First, think about which variants you will need to configure to meet the user's request. Also, consider whether the package should use the system compiler or be built with our module-loadable compilers. It typically makes sense to use the system compiler for lower level packages that get used as dependencies often like python and qt. On the other hand, if a package depends on MPI you will almost certainly want to built it using the module compilers.

The package build can be configured either in the spec or specifying preferences and requirements in the spack.yaml. I prefer the latter, when possible, as these settings will often influence how the package gets used as dependencies, and will also help narrow the behavior if a user wants to use our deployment as a Spack upstream.

Danger

While I prefer require statements in YAML, recent versions of Spack have made these trickier to use. For example, if you set a requirement for +variant, but then the variant is removed in a future version of the package, many of your Spack commands will fail. Using prefer: can be safer, but note that the concretizer can and will ignore these settings from time to time.

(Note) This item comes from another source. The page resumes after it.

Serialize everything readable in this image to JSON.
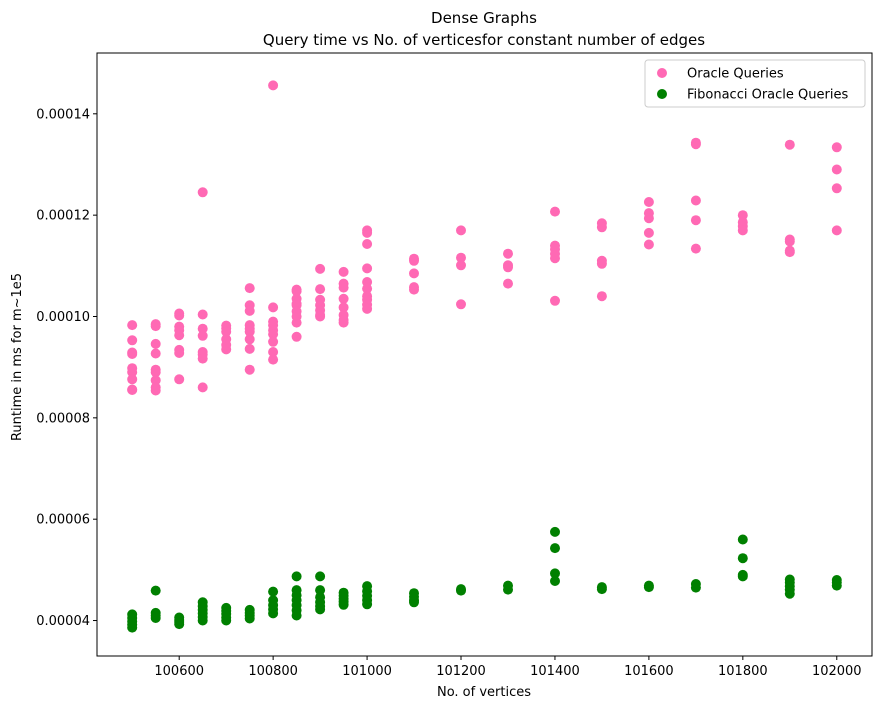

If you wish to constrain any uninstalled dependencies of your package to use the system compiler, add them to the constraints.cfg file in the build environment and then run bin/add_constraints.

Building the package

Once you are happy with the build configuration and have implemented any desired constraints/preferences/requirements, you can install the package into the build environment. You could do this with the following Spack command:

spack install --add <spec>

However, this method will not span multiple compilers/MPIs and also does not log who performed the install. Instead, a helper script is provided to make complex installs easier (and put logs in an easy to find location).

To install the package, add the <spec> into the packages.cfg file in an appropriate subsection - packages can be one of the following:

  • singleton - only a single configuration of this package is installed
  • cdep - the package will be installed for every non-system compiler defined in packages.cfg
  • mdep - the package will be installed for the matrix of compilers and MPIs defined in this file

Eventual user access to the package can be configured via the access tag. By default, a new package will produce an environment module that can be loaded. However, you can configure the package to appear in the view instead using access=view. Any package in the view will be in the user environment by default when the ncarenv module is loaded, as if it were a system package installed using zypper/yum/apt-get.

There are many additional specifications that can be set on sections and individual packages in the packages.cfg file. See existing listings for inspiration and a full description of available settings by running:

bin/install_packages --help config

Note

Compilers and MPIs installed into the spack.yaml but not listed in packages.cfg will NOT be used for cdep and mdep sections. This is another useful feature of using packages.cfg - think of it a record of the "actively updated" compiler and MPI stacks, while spack.yaml contains both active and inactive/deprecated versions.*

Once you have added the package <spec> to packages.cfg, you can begin the source builds by running bin/install_packages. If all goes well, this should install the package(s) and any necessary dependencies into the build environment.

Testing the package

Once you have successfully built the package, you should run the following additional steps to prepare the build environment for testing:

spack module lmod refresh -y
bin/postprocess

Even if your package does not produce a new environment module, it is good to run these commands to get a sense of how the production environment will look to users. Once this is ready, you can use a helper script to switch your module environment from the default (production public) to your build stack:

bin/use_modules[.csh]

You should see your package binaries/libraries/headers either in the default environment (if set to exist in the view) or in the module listing from module avail. At this point, do whatever testing you need to do to ensure the package seems robust.

Tip

You can also ask users to run use_modules and they can provide you feedback, before you ever make the package available to other users!